Despite a small drop in the value of its portfolio from £685.8m at the end of March to £656.5m at 30 September, Arenson said the group was “well positioned to weather pressure on valuations and rising debt costs”.
The group has a loan-to-value ratio of 26.5% and no refinancing until 2025. Some 90% of its debt is at fixed rates or hedged against rising interest rates until November next year.
Industrials REIT said a weakening in the investment market, combined with higher interest rates, had led it to take the strategic decision not to draw down on the £27m loan facility it signed in May 2022.
“Asset pricing has not yet found its projected level, which, combined with high interest costs, means that debt does not enhance returns as it has done previously,” said the group. “Drawing expensive debt speculatively while the market settles was deemed unnecessary when we already benefit from an undrawn £25m revolving credit facility, although refinancing existing facilities to include currently unsecured assets remains an option in the future.”

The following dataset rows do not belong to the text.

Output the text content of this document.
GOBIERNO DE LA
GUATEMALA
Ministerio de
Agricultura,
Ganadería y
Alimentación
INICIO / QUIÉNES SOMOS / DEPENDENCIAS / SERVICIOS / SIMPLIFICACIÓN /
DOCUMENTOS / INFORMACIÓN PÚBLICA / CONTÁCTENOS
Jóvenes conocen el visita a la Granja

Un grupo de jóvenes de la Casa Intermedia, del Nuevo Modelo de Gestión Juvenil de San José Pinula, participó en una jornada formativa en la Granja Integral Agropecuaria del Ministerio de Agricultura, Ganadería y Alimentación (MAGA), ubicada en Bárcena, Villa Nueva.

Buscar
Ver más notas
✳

The group said it would focus on “consolidating operational efficiencies” while there was a “hiatus in investment activity”, but would be prepared to re-enter the investment market when appropriate.
“We anticipate that the current macroeconomic headwinds will see the investment market go through a period of repricing, and we look forward to being able to capitalise on opportunities once the operating environment stabilises,” said Arenson.